La salle polyvalente de La Remaudière (Loire-Atlantique) encore en chantier.
La salle polyvalente de La Remaudière (Loire-Atlantique) encore en chantier. (COLLECTION PRIVEE)

L'ancien maire de Curbans, Daniel Rolland, que franceinfo a joint, n'a pas davantage l'impression d'avoir jeté l'argent par les fenêtres en faisant sortir de terre son immense boulodrome. "Non, je ne le regrette pas, répète-t-il plusieurs fois. D'ailleurs, tout a été fait dans les règles, hein. L'ensemble du conseil municipal l'a voté à l'unanimité". "Enfin, c'est surtout que personne au conseil municipal n'a osé s'y opposer", précise Thierry Courtin, premier adjoint à l'époque, qui finira par partir quelque temps plus tard. 

L'ancien maire voulait se faire plaisir. Il s'est cru aux Jeux olympiques. Mais on est à Curbans là, pas à Rio !Thierry Courtin, ancien adjoint de Curbans à franceinfo

Daniel Rolland ne supporte pas, encore aujourd'hui, les critiques qui lui sont adressées. "Ce projet d'envergure, on l'a payé grâce à la ferme photovoltaïque qui rapporte beaucoup d'argent. Ça n'a pas coûté un centime à la commune. Et d'ailleurs, j'avais même un projet de piscine à la base", rappelle l'élu, par ailleurs mis en examen pour prise illégale d'intérêts dans un autre dossier lié au plan local d'urbanisme.

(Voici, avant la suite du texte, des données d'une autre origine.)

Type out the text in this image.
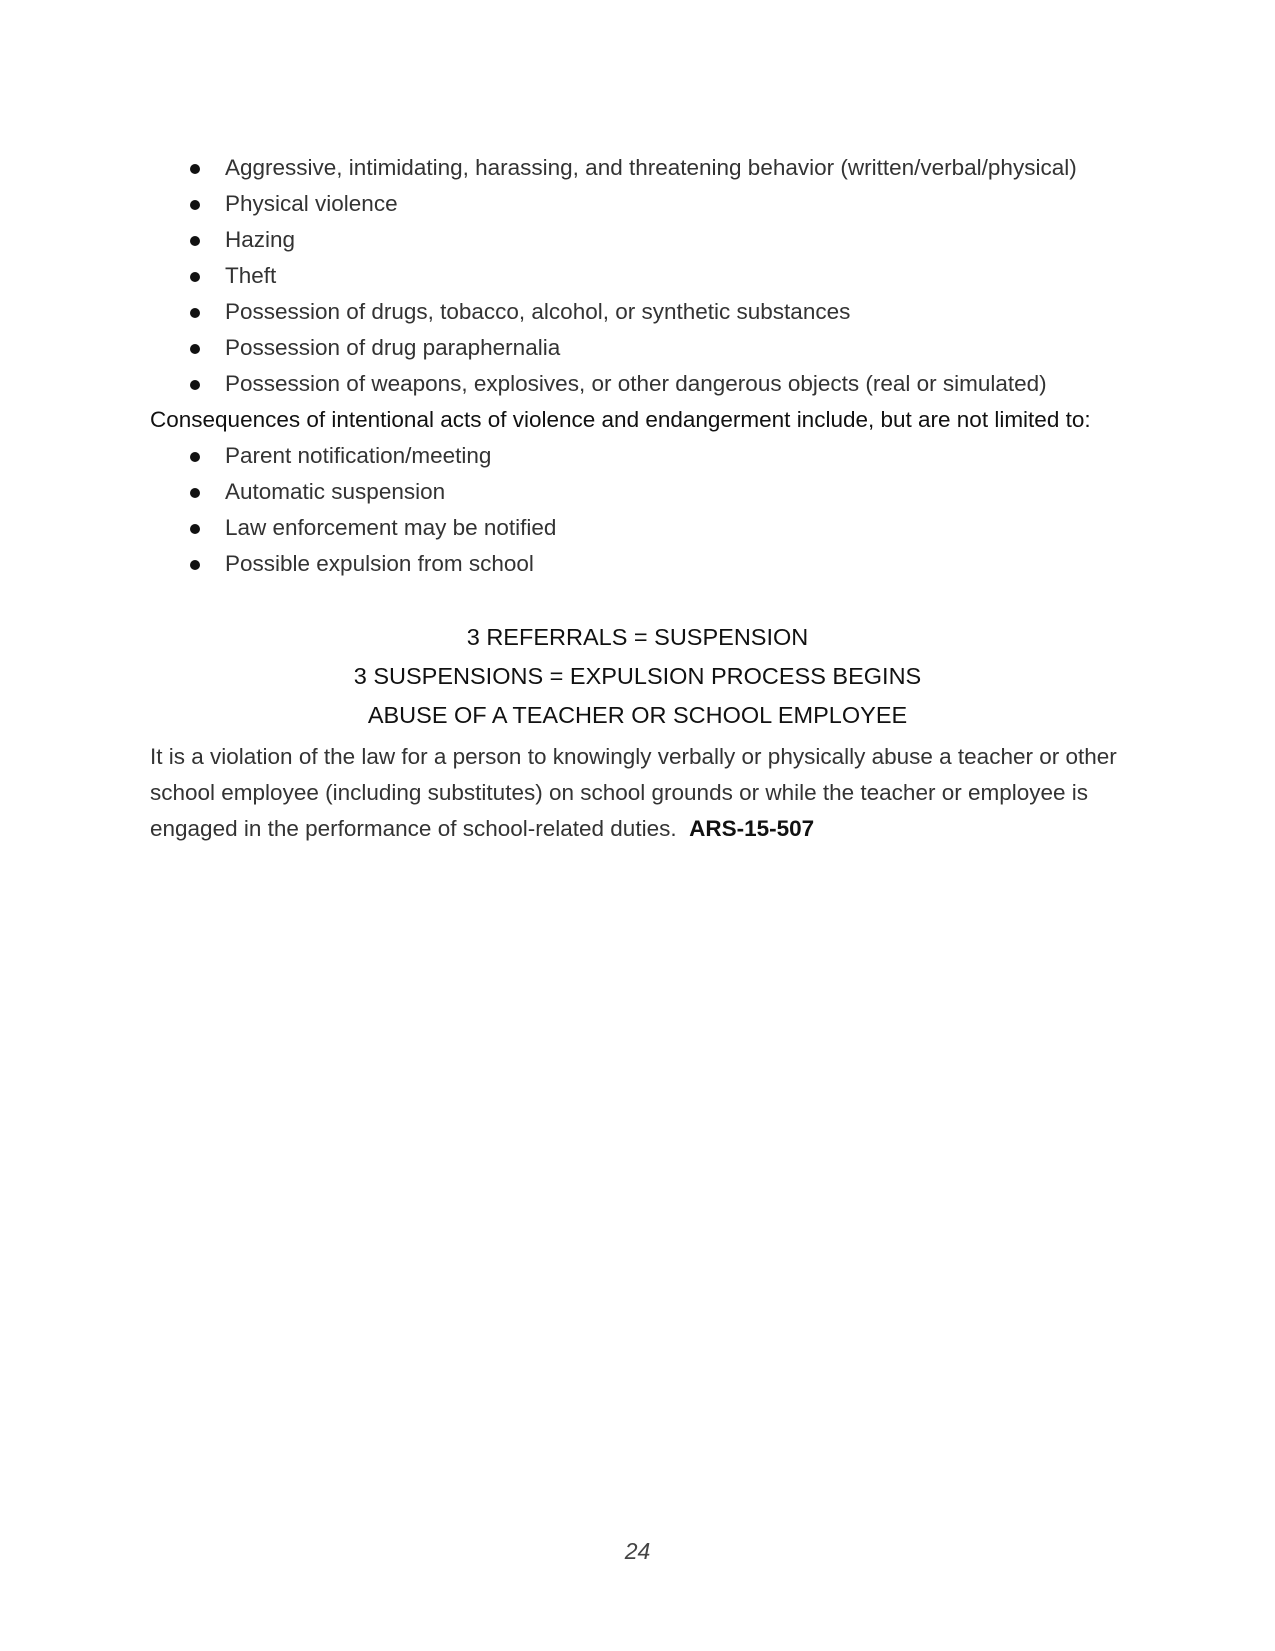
Aggressive, intimidating, harassing, and threatening behavior (written/verbal/physical)
Physical violence
Hazing
Theft
Possession of drugs, tobacco, alcohol, or synthetic substances
Possession of drug paraphernalia
Possession of weapons, explosives, or other dangerous objects (real or simulated)

Consequences of intentional acts of violence and endangerment include, but are not limited to:

Parent notification/meeting
Automatic suspension
Law enforcement may be notified
Possible expulsion from school

3 REFERRALS = SUSPENSION

3 SUSPENSIONS = EXPULSION PROCESS BEGINS

ABUSE OF A TEACHER OR SCHOOL EMPLOYEE

It is a violation of the law for a person to knowingly verbally or physically abuse a teacher or other school employee (including substitutes) on school grounds or while the teacher or employee is engaged in the performance of school-related duties. ARS-15-507

24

"On ne peut pas tout contrôler"

Tout au long de son parcours professionnel, Bertrand Diringer en a vu passer, des projets pharaoniques. "J'ai souvenir d'une petite commune du Languedoc qui avait fait installer une bulle d'observation sous-marine, raconte à franceinfo l'actuel président de la chambre régionale des comptes des Pays de la Loire, chargée de vérifier les comptes des collectivités locales. Sauf qu'une fois que tout était prêt, ils se sont aperçu que les fonds marins étaient turbides et qu'on ne voyait donc rien. L'infrastructure n'a jamais été utilisée." Une question brûle toutes les lèvres : ce projet était-il évitable ? Après un silence de quelques secondes, le magistrat finit par admettre qu'"on ne peut pas tout contrôler." Autrement dit, priorité aux dossiers à forts enjeux financiers. "Plus les sommes engagées sont importantes, plus elles méritent une attention particulière", se justifie Bertrand Diringer, qui rédige une quarantaine de rapports par an. 

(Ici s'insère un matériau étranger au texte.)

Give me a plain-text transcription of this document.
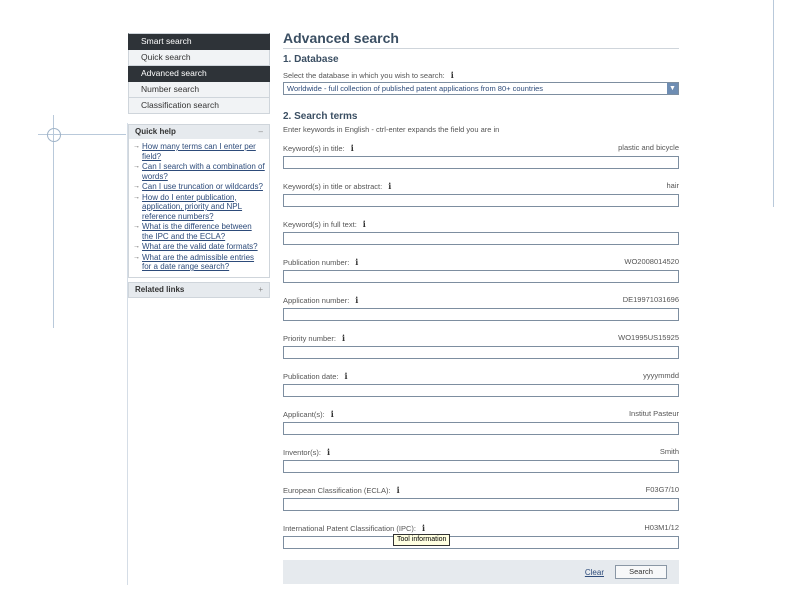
Smart search
Quick search
Advanced search
Number search
Classification search
Quick help	–
→ How many terms can I enter per field?
→ Can I search with a combination of words?
→ Can I use truncation or wildcards?
→ How do I enter publication, application, priority and NPL reference numbers?
→ What is the difference between the IPC and the ECLA?
→ What are the valid date formats?
→ What are the admissible entries for a date range search?
Related links	+
Advanced search
1. Database
Select the database in which you wish to search: i
Worldwide - full collection of published patent applications from 80+ countries	▼
2. Search terms
Enter keywords in English - ctrl-enter expands the field you are in
Keyword(s) in title: i	plastic and bicycle
Keyword(s) in title or abstract: i	hair
Keyword(s) in full text: i
Publication number: i	WO2008014520
Application number: i	DE19971031696
Priority number: i	WO1995US15925
Publication date: i	yyyymmdd
Applicant(s): i	Institut Pasteur
Inventor(s): i	Smith
European Classification (ECLA): i	F03G7/10
International Patent Classification (IPC): i	H03M1/12
Tool information
Clear	Search
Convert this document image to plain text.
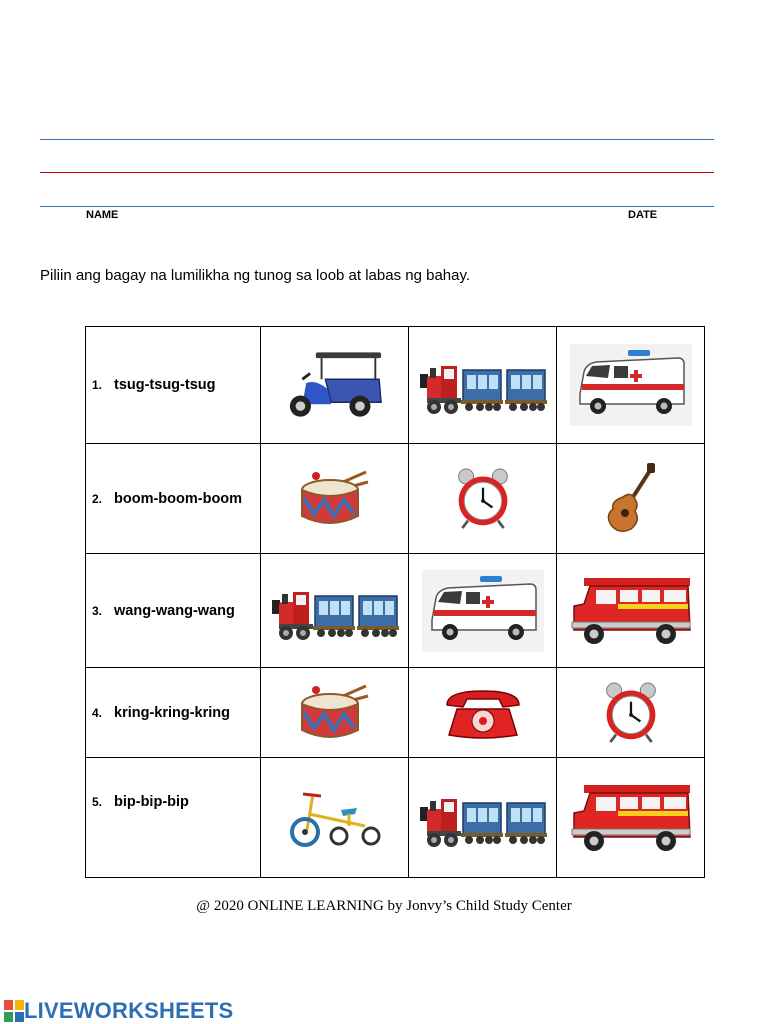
NAME	DATE
Piliin ang bagay na lumilikha ng tunog sa loob at labas ng bahay.
1. tsug-tsug-tsug	

2. boom-boom-boom	

3. wang-wang-wang	

4. kring-kring-kring	

5. bip-bip-bip	

@ 2020 ONLINE LEARNING by Jonvy’s Child Study Center
LIVEWORKSHEETS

Son confrère François Ecalle va même jusqu'à évoquer "un principe de réalité" que l'on pourrait résumer ainsi : "Plus c'est petit en taille, plus ça passe." En clair, une grande ville sera toujours en haut de la pile de dossiers à traiter. Des faits délictueux peuvent être portés à la connaissance du procureur de la République. Mais la sanction pénale est "rare" et "compliquée". 

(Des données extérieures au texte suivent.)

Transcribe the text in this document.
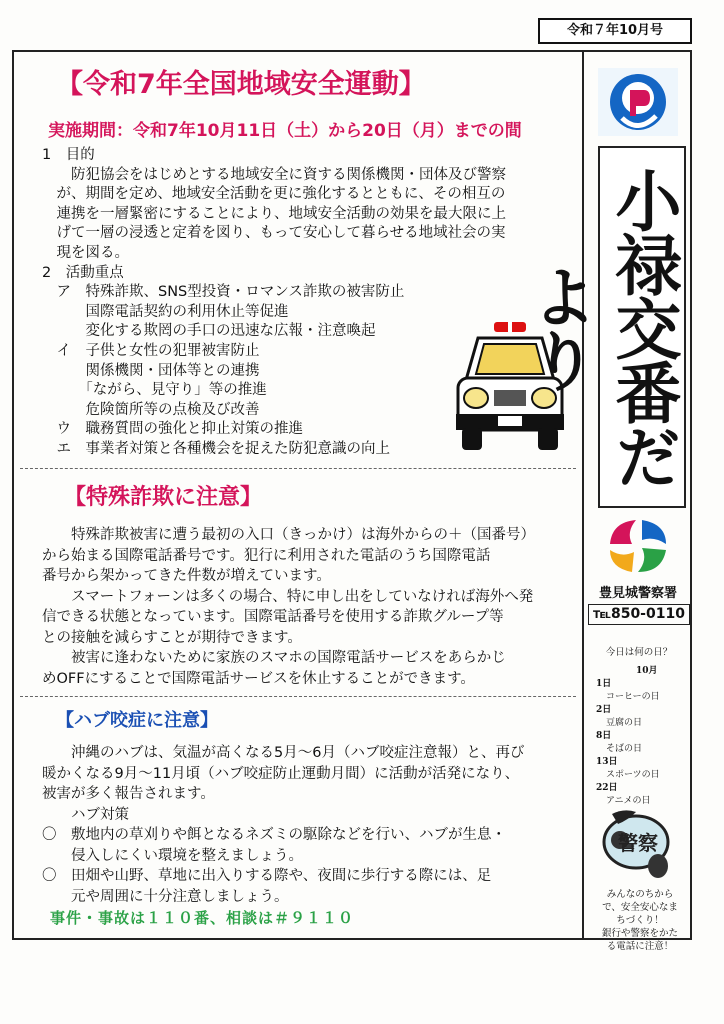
令和７年10月号
【令和7年全国地域安全運動】
実施期間：令和7年10月11日（土）から20日（月）までの間
1　目的
　　防犯協会をはじめとする地域安全に資する関係機関・団体及び警察
　が、期間を定め、地域安全活動を更に強化するとともに、その相互の
　連携を一層緊密にすることにより、地域安全活動の効果を最大限に上
　げて一層の浸透と定着を図り、もって安心して暮らせる地域社会の実
　現を図る。
2　活動重点
　ア　特殊詐欺、SNS型投資・ロマンス詐欺の被害防止
　　　国際電話契約の利用休止等促進
　　　変化する欺罔の手口の迅速な広報・注意喚起
　イ　子供と女性の犯罪被害防止
　　　関係機関・団体等との連携
　　　「ながら、見守り」等の推進
　　　危険箇所等の点検及び改善
　ウ　職務質問の強化と抑止対策の推進
　エ　事業者対策と各種機会を捉えた防犯意識の向上
【特殊詐欺に注意】
　　特殊詐欺被害に遭う最初の入口（きっかけ）は海外からの＋（国番号）
から始まる国際電話番号です。犯行に利用された電話のうち国際電話
番号から架かってきた件数が増えています。
　　スマートフォーンは多くの場合、特に申し出をしていなければ海外へ発
信できる状態となっています。国際電話番号を使用する詐欺グループ等
との接触を減らすことが期待できます。
　　被害に逢わないために家族のスマホの国際電話サービスをあらかじ
めOFFにすることで国際電話サービスを休止することができます。
【ハブ咬症に注意】
　　沖縄のハブは、気温が高くなる5月～6月（ハブ咬症注意報）と、再び
暖かくなる9月～11月頃（ハブ咬症防止運動月間）に活動が活発になり、
被害が多く報告されます。
　　ハブ対策
〇　敷地内の草刈りや餌となるネズミの駆除などを行い、ハブが生息・
　　侵入しにくい環境を整えましょう。
〇　田畑や山野、草地に出入りする際や、夜間に歩行する際には、足
　　元や周囲に十分注意しましょう。
事件・事故は１１０番、相談は＃９１１０
小禄交番だより
豊見城警察署
℡850-0110
今日は何の日？
10月
1日
コーヒーの日
2日
豆腐の日
8日
そばの日
13日
スポーツの日
22日
アニメの日
警察
みんなのちから
で、安全安心なま
ちづくり！
銀行や警察をかた
る電話に注意！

Sauf à prouver qu'un marché public a été truqué, quels critères voulez-vous utiliser pour juger que l'argent public a été mal utilisé pour tel ou tel projet ? Tout ça est finalement assez subjectif.François Ecalle, ancien magistrat à la Cour des comptesà franceinfo

A écouter les deux magistrats, la seule sanction véritable est celle des urnes. "C'est aux électeurs de dire que telle ou telle équipe municipale a foiré", continue François Ecalle. Bertrand Diringer va dans le même sens : "Une mauvaise gestion peut coûter un scrutin." C'est d'ailleurs ce qui ressort de chaque baromètre du Cevipof sur la confiance dans les élus. "Ce que leur demandent les gens, c'est de tenir leurs engagements et de ne pas faire n'importe quoi avec la caisse, détaille le politologue Bruno Cautrès. Le fameux argument des dotations de l'Etat qui baissent ne fonctionne plus quand l'élu fait n'importe quoi. Les municipales sont un bon test."

En attendant de se rendre aux urnes, les habitants de Curbans sont invités à faire un tour au fameux boulodrome, mi-février, pour le tournoi vétérans organisé par le club local. "On espère une trentaine de joueurs. Mais si on atteint la quarantaine, alors là ce serait carrément un succès."